知恵伐採13
「君達は『樹木の破壊者』で間違いないかな」
そう男性が問い、その言葉に悪意を感じなかったので若者達は頷いた。そうすると、「良かった、合っていたようだ」と男性は安堵した様子を見せる。
「僕達は『偽王国』の人に会って話をしようと思っています。この国で良い統治をしているなら、話が通じる人のはずだと思って」
素直に黒髪の若者は目的を述べる。それを聞き、男性は少し驚いた様子を見せた。
「だが、やはり樹木を探しているんだな」
と男性に言われる。黒髪の若者は素直に頷いた。
「さっき言った通り、僕達は全ての巨大樹木を破壊するつもりです。この国も、例外じゃない」
「やはり、破壊しにきたようだな。……知っての通り、この国での樹木は資源なんだ」
男性は少し、声を低くした。
「樹木から発生する鉱物や資源が、この国を発展させている」
その声色はどこか慈愛のようなものを感じる。
「この国が発展するには、この樹木はどうしても必要なんだ」
「だけど、樹木は破壊しなければいけない。僕はそう言われているし、それを実行するつもりなんだ」
懇願するような男性の言葉に、黒髪の若者はきっぱりと告げた。
「(……『そう言われている』……って、誰に?)」そう、魔女は内心で首を傾げるも、首を突っ込める気配じゃないので黙った。
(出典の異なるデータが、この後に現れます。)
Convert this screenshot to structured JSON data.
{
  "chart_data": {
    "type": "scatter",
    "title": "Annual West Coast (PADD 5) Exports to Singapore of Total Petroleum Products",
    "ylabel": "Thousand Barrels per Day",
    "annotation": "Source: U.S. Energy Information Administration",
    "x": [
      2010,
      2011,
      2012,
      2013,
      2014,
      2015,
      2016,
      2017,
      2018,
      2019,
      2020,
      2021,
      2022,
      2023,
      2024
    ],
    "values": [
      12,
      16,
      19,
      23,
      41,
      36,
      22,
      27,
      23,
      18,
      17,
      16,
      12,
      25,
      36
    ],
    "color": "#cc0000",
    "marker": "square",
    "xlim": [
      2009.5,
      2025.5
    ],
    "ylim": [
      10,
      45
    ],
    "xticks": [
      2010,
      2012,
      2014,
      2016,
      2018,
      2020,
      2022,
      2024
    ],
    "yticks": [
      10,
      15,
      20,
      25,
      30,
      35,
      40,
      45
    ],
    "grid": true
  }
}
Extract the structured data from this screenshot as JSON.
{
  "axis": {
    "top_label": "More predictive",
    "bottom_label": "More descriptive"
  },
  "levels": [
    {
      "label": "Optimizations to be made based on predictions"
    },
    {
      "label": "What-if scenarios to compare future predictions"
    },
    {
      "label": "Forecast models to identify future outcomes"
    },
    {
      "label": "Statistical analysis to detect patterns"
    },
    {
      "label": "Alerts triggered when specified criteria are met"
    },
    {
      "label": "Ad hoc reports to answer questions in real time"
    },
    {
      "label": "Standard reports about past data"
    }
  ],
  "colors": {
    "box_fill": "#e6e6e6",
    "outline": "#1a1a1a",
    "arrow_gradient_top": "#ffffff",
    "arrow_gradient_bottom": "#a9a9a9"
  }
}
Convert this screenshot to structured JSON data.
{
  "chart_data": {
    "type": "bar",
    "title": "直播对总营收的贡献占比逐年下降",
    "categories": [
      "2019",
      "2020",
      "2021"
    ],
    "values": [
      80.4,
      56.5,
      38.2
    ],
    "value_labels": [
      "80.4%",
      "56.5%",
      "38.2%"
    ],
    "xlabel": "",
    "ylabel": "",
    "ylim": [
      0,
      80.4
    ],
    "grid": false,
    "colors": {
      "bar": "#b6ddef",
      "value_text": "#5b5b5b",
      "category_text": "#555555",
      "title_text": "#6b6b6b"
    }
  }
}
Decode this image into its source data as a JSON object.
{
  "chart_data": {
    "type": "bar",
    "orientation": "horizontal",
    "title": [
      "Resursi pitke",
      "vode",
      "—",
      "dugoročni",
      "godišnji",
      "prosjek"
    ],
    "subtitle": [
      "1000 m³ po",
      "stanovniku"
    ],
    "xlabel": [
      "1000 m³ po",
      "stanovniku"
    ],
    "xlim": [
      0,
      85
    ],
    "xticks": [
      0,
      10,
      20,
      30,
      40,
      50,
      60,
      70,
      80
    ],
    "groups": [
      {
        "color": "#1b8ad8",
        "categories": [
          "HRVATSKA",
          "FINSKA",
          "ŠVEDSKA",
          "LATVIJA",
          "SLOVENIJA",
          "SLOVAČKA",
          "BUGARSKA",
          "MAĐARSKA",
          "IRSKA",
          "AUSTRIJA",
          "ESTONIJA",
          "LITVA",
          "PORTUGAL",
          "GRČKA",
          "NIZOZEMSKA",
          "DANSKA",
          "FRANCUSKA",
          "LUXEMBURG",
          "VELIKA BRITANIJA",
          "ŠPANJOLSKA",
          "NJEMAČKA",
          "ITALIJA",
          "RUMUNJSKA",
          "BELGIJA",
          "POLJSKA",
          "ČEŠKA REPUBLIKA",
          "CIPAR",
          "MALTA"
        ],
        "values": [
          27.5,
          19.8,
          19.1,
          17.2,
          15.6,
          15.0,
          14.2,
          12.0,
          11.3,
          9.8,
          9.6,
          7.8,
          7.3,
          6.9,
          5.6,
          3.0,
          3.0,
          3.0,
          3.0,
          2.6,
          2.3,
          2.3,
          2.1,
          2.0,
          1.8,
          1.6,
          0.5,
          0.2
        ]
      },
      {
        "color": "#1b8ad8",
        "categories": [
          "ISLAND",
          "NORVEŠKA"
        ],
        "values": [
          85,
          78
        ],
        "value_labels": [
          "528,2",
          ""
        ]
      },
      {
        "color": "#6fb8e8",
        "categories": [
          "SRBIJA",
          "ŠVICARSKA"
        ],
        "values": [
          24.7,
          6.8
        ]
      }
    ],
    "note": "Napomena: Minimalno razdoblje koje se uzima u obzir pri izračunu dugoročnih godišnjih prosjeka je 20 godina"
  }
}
「やはり、そうなるか。……残念だが、この国の繁栄もここまでだ」
男性は声を落とした。落胆しているようだ。だが、そうなるだろうと予想していたようでもあった。
「どうやって、樹木もなくなった世界でこの国の形を維持していくか、考えなければならない」
呟き、男性は顔を上げた。どこか憑き物が落ちたような、すっきりした様子だった。
「ひとまず、君達の格好は目立ちすぎる。この国に馴染む様な格好にならないと」
若者達を見、「君達、変身魔術は使えるかな」と問いかける。頷き、変身魔術で変身する若者達。
魔女の格好は隊商長に変化させてもらった。
「わーすごい」
「宮廷魔術師の力、舐めないで欲しいですね」
目を輝かせる魔女に、隊商長はふん、と得意気に息を吐く。
「一応、あんたに似合うようにデザインしたつもりですが……まあ、及第点でしょうか」
「動きやすくていいと思うけど?」
「まあ、あなたはそう言うでしょうね」
「似合い過ぎるとそれはそれで別の問題が起こりそうですから、このくらいが妥当だと思うんですよね」
そう言い、次は自身を変化させる。服を上手く着こなし、鳥のような要素が見え難くなっている。